Jaden was restless. He needed answers, but there was no way of getting them, not while his grandfather was taking time to recover. As a distraction from the waiting, he had tried to speak with Alyssa many times, but had so far been unsuccessful. Ardim was continuing his usual prevention methods of starting fights with Jaden at every meeting, while her father did his best to keep her occupied, preventing any possible time with the boys in the village. Jaden's friends offered a minor deterrent from the boredom, but they all seemed to be busy with their families too. It had all become so frustrating that Jaden found sleep almost unbearable. He wanted to take action, to learn more about the sharp movements in the ground, but he knew he couldn’t. He was left in solitude, away from the only one that seemed to understand what he was feeling, away from the guiding wisdom of his grandfather, and away from the friends who, while not understanding, would make light of the situation and make him laugh. It seemed his only companion was the dark-haired boy, the one that came in the haunting dream, making the little sleep he had uneasy.
He had been losing sleep nightly, most of his hours spent in thought. It felt as though he had been awake all his life; no longer able to remember a night in which his sleep was undisturbed, the memories strangely erased from a past he was no longer sure he had.
Things were changing all around him. There were only slight differences at first, then greater as time went on. It seemed each time he woke, he had become someone else. He would feel as if he were decades older, wise and experienced, able to converse with the elders as if they were children, only to feel like a newborn the next day, brought into an alien world of uncertainty. His health was fluctuating just as rapidly, various illnesses coming and going in no particular fashion. One morning he had sat up in bed coughing badly, all of his limbs aching so much that he wasn’t able to move any further. Yet minutes later he emerged feeling in perfect health. This morning he had woken feeling drowsy to the point he had to go back to sleep. His mother, Sayva, woke him in the afternoon so that he could have some soup she had made for him, but as he got up, the drowsiness had gone and he felt full of energy. He wanted to tell her that he was not hungry, but didn’t like to refuse when he knew his mother had worked hard to help him.
He ate in silence at the dark wooden table, ignorant to all else as he tried to analyse everything that had happened. By the time he had finished, he had decided that to find the answers he needed he had to return to the waterfall, where he had first felt the strange motions that seemed to fuel the dreams. Thanking his mother, he left the house and made his way to the elevated flat piece of land that had been lost in the game of tennagen. He was not sure if they would stop him from going there in the future, perhaps when they wanted to build there, but for now he could still claim it as his own.
As he sat on the edge, he crossed his legs and took a shoot of grass with which he could fidget, then closed his eyes and searched all around him. After several intense minutes of concentration with no reward, he turned his attention to the air, where only a soft breeze existed. It calmed his breath as it gently drifted about him, while the wind that it came from pushed bands of cloud in front of the sun, leaving him in a cooled shadow.

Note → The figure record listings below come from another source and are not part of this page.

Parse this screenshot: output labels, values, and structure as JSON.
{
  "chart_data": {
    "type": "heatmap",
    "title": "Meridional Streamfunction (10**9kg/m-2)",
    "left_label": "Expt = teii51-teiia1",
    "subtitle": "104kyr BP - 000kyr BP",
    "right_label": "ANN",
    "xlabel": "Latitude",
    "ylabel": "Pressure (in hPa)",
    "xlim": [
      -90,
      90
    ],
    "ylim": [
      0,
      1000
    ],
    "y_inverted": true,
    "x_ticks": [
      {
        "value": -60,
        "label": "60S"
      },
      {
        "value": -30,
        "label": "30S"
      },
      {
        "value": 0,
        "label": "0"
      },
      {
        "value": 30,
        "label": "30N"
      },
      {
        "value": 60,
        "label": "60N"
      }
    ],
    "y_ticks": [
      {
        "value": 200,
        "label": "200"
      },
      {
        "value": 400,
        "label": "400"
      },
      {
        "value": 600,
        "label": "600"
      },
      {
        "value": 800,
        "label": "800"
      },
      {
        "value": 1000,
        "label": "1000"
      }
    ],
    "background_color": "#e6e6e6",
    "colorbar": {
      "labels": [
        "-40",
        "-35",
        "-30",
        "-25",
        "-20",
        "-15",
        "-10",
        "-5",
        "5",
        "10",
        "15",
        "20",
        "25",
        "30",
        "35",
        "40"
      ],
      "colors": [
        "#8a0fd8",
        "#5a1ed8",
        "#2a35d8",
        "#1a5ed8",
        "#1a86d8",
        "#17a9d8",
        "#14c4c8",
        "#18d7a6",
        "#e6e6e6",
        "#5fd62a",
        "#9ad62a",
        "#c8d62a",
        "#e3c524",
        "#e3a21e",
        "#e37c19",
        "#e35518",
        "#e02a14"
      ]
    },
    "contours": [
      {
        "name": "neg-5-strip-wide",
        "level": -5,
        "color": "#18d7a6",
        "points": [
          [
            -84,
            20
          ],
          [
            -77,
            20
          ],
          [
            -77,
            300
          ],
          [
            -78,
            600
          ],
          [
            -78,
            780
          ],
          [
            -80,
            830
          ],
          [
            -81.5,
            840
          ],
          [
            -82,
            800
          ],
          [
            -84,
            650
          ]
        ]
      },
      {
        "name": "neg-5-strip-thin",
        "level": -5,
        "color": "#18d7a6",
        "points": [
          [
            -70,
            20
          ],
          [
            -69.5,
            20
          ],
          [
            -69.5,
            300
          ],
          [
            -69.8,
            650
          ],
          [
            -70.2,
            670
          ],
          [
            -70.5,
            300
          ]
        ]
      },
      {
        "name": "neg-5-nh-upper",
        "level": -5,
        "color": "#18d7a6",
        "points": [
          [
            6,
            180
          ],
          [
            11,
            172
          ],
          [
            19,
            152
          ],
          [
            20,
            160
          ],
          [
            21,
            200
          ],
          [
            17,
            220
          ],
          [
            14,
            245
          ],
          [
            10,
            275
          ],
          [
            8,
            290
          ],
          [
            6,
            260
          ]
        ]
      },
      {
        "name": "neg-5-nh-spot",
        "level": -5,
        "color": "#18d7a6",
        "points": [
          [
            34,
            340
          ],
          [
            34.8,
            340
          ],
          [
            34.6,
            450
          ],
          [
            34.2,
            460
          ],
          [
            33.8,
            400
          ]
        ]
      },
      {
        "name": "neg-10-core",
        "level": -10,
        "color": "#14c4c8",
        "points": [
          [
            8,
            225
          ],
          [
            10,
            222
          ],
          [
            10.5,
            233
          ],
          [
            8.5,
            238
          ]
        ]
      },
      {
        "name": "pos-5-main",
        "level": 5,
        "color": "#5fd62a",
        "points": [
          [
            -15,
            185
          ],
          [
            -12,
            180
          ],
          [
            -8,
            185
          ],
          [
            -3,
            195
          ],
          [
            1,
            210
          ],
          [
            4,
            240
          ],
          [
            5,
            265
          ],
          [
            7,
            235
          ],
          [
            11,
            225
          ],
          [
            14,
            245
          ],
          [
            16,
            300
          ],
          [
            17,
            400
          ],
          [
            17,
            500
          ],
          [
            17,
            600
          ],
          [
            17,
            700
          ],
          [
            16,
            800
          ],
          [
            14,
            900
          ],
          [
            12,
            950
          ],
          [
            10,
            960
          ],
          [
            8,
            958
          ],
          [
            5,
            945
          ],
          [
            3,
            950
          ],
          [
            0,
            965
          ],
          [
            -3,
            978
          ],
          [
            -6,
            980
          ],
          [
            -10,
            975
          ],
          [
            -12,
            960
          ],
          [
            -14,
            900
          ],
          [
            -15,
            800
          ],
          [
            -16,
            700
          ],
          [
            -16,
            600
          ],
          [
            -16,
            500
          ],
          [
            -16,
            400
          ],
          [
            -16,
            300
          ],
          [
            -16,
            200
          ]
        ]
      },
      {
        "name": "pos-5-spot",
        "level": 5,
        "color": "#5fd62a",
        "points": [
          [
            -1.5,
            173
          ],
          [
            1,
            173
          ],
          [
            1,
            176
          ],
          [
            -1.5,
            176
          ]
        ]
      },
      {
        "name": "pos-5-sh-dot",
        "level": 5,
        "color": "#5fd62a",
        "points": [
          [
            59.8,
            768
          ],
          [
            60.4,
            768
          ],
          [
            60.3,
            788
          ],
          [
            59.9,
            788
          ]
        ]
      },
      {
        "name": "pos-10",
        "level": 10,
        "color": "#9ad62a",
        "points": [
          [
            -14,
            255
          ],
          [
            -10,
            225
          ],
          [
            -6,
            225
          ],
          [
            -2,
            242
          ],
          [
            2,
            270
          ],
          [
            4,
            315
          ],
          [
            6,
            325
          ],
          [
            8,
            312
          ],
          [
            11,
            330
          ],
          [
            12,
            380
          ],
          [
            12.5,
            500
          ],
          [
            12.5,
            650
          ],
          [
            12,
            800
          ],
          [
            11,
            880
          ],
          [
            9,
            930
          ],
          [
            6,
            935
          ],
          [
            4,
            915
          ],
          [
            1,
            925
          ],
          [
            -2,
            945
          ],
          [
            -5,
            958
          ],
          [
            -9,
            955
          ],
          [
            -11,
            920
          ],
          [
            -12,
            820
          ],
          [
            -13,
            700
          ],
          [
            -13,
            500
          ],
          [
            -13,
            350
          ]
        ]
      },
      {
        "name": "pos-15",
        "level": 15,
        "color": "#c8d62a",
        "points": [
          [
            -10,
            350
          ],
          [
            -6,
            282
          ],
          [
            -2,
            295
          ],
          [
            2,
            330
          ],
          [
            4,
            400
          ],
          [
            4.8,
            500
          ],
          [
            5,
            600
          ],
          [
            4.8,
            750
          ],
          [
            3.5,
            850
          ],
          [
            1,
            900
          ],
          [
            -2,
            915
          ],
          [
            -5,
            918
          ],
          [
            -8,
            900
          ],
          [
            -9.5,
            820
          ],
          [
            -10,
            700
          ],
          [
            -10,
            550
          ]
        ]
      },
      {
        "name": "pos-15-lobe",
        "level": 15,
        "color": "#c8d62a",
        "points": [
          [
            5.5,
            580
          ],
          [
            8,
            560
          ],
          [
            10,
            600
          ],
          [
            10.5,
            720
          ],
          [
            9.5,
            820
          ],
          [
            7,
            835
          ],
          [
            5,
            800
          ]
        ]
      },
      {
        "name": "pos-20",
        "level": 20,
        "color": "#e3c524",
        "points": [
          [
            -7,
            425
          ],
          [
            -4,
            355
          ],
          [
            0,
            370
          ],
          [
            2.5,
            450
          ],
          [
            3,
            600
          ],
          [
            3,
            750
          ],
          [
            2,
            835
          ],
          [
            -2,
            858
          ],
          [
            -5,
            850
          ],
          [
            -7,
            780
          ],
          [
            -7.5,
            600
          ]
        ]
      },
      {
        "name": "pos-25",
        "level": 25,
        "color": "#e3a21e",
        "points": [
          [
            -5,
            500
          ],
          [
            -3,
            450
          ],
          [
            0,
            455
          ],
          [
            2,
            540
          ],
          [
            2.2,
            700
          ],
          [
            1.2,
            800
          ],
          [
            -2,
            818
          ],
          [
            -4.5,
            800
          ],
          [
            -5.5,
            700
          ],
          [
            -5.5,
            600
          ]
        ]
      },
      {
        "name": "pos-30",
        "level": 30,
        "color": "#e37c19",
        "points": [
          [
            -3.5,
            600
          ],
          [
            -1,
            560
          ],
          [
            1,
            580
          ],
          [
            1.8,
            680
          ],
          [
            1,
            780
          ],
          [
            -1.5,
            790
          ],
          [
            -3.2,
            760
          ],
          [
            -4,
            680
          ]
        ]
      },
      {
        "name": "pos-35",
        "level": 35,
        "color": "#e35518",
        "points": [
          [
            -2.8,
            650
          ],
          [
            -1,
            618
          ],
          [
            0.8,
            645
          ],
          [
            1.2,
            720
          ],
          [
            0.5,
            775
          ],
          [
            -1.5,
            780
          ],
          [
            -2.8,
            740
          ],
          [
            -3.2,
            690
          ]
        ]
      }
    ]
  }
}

The change in light didn’t deter him. Whatever it was must have been here, somewhere. He could feel that it hadn’t left him, but he was unable to call for its presence to surface. He wasn’t sure why he wanted to have it come to him. The curiosity could easily have led to his death. But there was a void in him now; a longing that needed something to fill it, a feeling, a piece of knowledge, something that would reveal to him what had happened.
I can't let this go, he repeated to himself. He had to find it, no matter what the consequence.
‘Those who search beyond here know greatness can be found out there,’ came a husky yet warm voice. ‘But where will one search first, when out there is beyond all they know?’
Jaden kept his eyes closed. He recognised the voice. It was Vennoss, finally returning to him.
‘One can dream,’ he replied, still in his meditative position.
‘Yes, it is thought dreams are limitless, but how can one know of what they can dream if they have not seen?’